Wonosobo, 2001
Ruangan itu terasa padat oleh napas yang tertahan. Orang-orang duduk tanpa benar-benar tenang, masing-masing membawa wajah yang mengeras oleh sesuatu yang belum selesai. Suara sempat meninggi, lalu mereda, menyisakan jeda yang justru terasa lebih menekan. Di sudut ruang, Reymon berdiri setelah selesai mandi, rambutnya masih basah, air menetes pelan ke pundaknya.

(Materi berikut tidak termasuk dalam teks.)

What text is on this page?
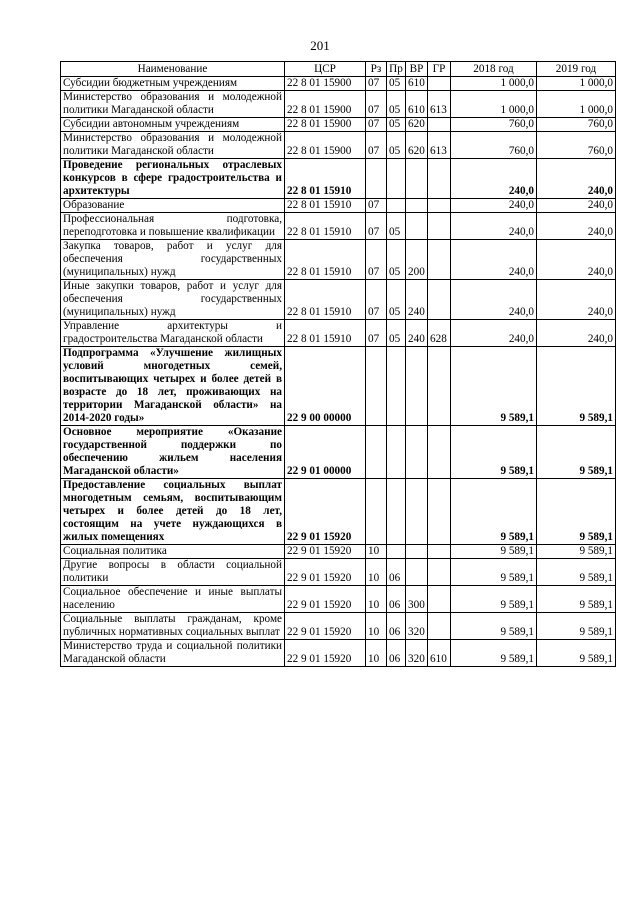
201
Наименование	ЦСР	Рз	Пр	ВР	ГР	2018 год	2019 год
Субсидии бюджетным учреждениям	22 8 01 15900	07	05	610		1 000,0	1 000,0
Министерство образования и молодежной политики Магаданской области	22 8 01 15900	07	05	610	613	1 000,0	1 000,0
Субсидии автономным учреждениям	22 8 01 15900	07	05	620		760,0	760,0
Министерство образования и молодежной политики Магаданской области	22 8 01 15900	07	05	620	613	760,0	760,0
Проведение региональных отраслевых конкурсов в сфере градостроительства и архитектуры	22 8 01 15910					240,0	240,0
Образование	22 8 01 15910	07				240,0	240,0
Профессиональная подготовка, переподготовка и повышение квалификации	22 8 01 15910	07	05			240,0	240,0
Закупка товаров, работ и услуг для обеспечения государственных (муниципальных) нужд	22 8 01 15910	07	05	200		240,0	240,0
Иные закупки товаров, работ и услуг для обеспечения государственных (муниципальных) нужд	22 8 01 15910	07	05	240		240,0	240,0
Управление архитектуры и градостроительства Магаданской области	22 8 01 15910	07	05	240	628	240,0	240,0
Подпрограмма «Улучшение жилищных условий многодетных семей, воспитывающих четырех и более детей в возрасте до 18 лет, проживающих на территории Магаданской области» на 2014-2020 годы»	22 9 00 00000					9 589,1	9 589,1
Основное мероприятие «Оказание государственной поддержки по обеспечению жильем населения Магаданской области»	22 9 01 00000					9 589,1	9 589,1
Предоставление социальных выплат многодетным семьям, воспитывающим четырех и более детей до 18 лет, состоящим на учете нуждающихся в жилых помещениях	22 9 01 15920					9 589,1	9 589,1
Социальная политика	22 9 01 15920	10				9 589,1	9 589,1
Другие вопросы в области социальной политики	22 9 01 15920	10	06			9 589,1	9 589,1
Социальное обеспечение и иные выплаты населению	22 9 01 15920	10	06	300		9 589,1	9 589,1
Социальные выплаты гражданам, кроме публичных нормативных социальных выплат	22 9 01 15920	10	06	320		9 589,1	9 589,1
Министерство труда и социальной политики Магаданской области	22 9 01 15920	10	06	320	610	9 589,1	9 589,1
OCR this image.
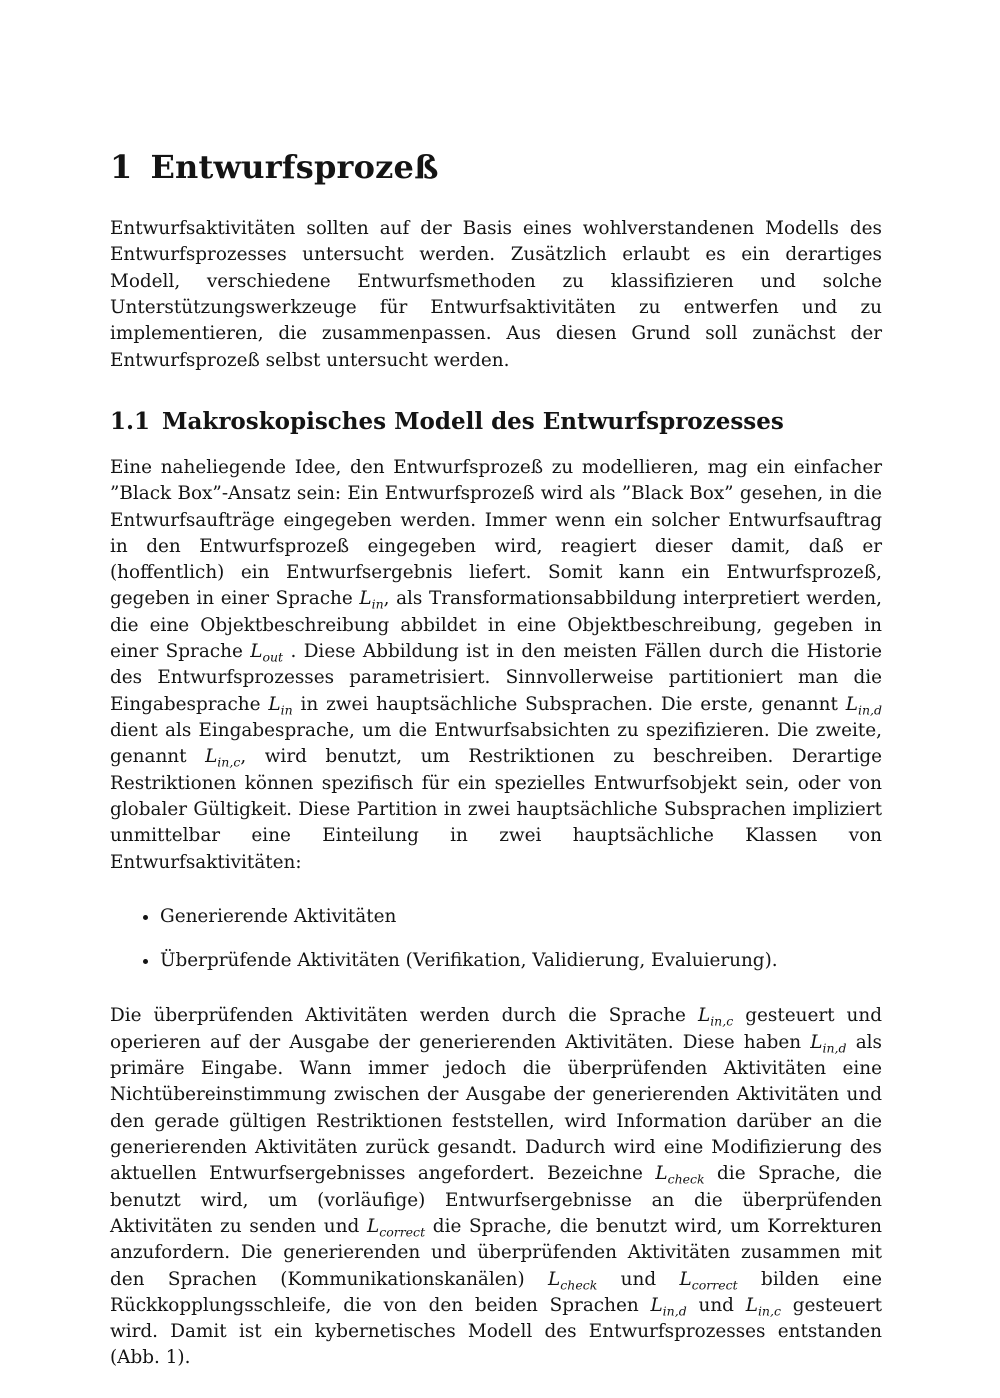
1 Entwurfsprozeß

Entwurfsaktivitäten sollten auf der Basis eines wohlverstandenen Modells des Entwurfsprozesses untersucht werden. Zusätzlich erlaubt es ein derartiges Modell, verschiedene Entwurfsmethoden zu klassifizieren und solche Unterstützungswerkzeuge für Entwurfsaktivitäten zu entwerfen und zu implementieren, die zusammenpassen. Aus diesen Grund soll zunächst der Entwurfsprozeß selbst untersucht werden.

1.1 Makroskopisches Modell des Entwurfsprozesses

Eine naheliegende Idee, den Entwurfsprozeß zu modellieren, mag ein einfacher ”Black Box”-Ansatz sein: Ein Entwurfsprozeß wird als ”Black Box” gesehen, in die Entwurfsaufträge eingegeben werden. Immer wenn ein solcher Entwurfsauftrag in den Entwurfsprozeß eingegeben wird, reagiert dieser damit, daß er (hoffentlich) ein Entwurfsergebnis liefert. Somit kann ein Entwurfsprozeß, gegeben in einer Sprache $L_{in}$, als Transformationsabbildung interpretiert werden, die eine Objektbeschreibung abbildet in eine Objektbeschreibung, gegeben in einer Sprache $L_{out}$ . Diese Abbildung ist in den meisten Fällen durch die Historie des Entwurfsprozesses parametrisiert. Sinnvollerweise partitioniert man die Eingabesprache $L_{in}$ in zwei hauptsächliche Subsprachen. Die erste, genannt $L_{in,d}$ dient als Eingabesprache, um die Entwurfsabsichten zu spezifizieren. Die zweite, genannt $L_{in,c}$, wird benutzt, um Restriktionen zu beschreiben. Derartige Restriktionen können spezifisch für ein spezielles Entwurfsobjekt sein, oder von globaler Gültigkeit. Diese Partition in zwei hauptsächliche Subsprachen impliziert unmittelbar eine Einteilung in zwei hauptsächliche Klassen von Entwurfsaktivitäten:

• Generierende Aktivitäten
• Überprüfende Aktivitäten (Verifikation, Validierung, Evaluierung).

Die überprüfenden Aktivitäten werden durch die Sprache $L_{in,c}$ gesteuert und operieren auf der Ausgabe der generierenden Aktivitäten. Diese haben $L_{in,d}$ als primäre Eingabe. Wann immer jedoch die überprüfenden Aktivitäten eine Nichtübereinstimmung zwischen der Ausgabe der generierenden Aktivitäten und den gerade gültigen Restriktionen feststellen, wird Information darüber an die generierenden Aktivitäten zurück gesandt. Dadurch wird eine Modifizierung des aktuellen Entwurfsergebnisses angefordert. Bezeichne $L_{check}$ die Sprache, die benutzt wird, um (vorläufige) Entwurfsergebnisse an die überprüfenden Aktivitäten zu senden und $L_{correct}$ die Sprache, die benutzt wird, um Korrekturen anzufordern. Die generierenden und überprüfenden Aktivitäten zusammen mit den Sprachen (Kommunikationskanälen) $L_{check}$ und $L_{correct}$ bilden eine Rückkopplungsschleife, die von den beiden Sprachen $L_{in,d}$ und $L_{in,c}$ gesteuert wird. Damit ist ein kybernetisches Modell des Entwurfsprozesses entstanden (Abb. 1).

Fatimah menariknya mendekat tanpa banyak kata. Baju yang masih longgar di tubuh kecil itu segera dirapikan, kancing dimasukkan satu per satu dengan gerakan yang cepat dan tidak sabar. Jemarinya bekerja seperti dikejar sesuatu, sesekali menarik kain terlalu keras hingga tubuh Reymon ikut tersentak kecil.
Di hadapan mereka, Karim duduk dengan tubuh condong ke depan. Sorot matanya tidak lepas dari Iman, tajam dan berat. “Sekarang maunya apa?” katanya pelan, tetapi setiap suku kata terasa ditekan. Ia berhenti sejenak, lalu melanjutkan, “Kamu kira putri saya ini mainan.”
Iman tidak segera menjawab. Kepalanya tertunduk, bahunya turun, seperti menahan beban yang tidak lagi bisa disangga. Keheningan itu membuat suara Karim terdengar semakin jelas.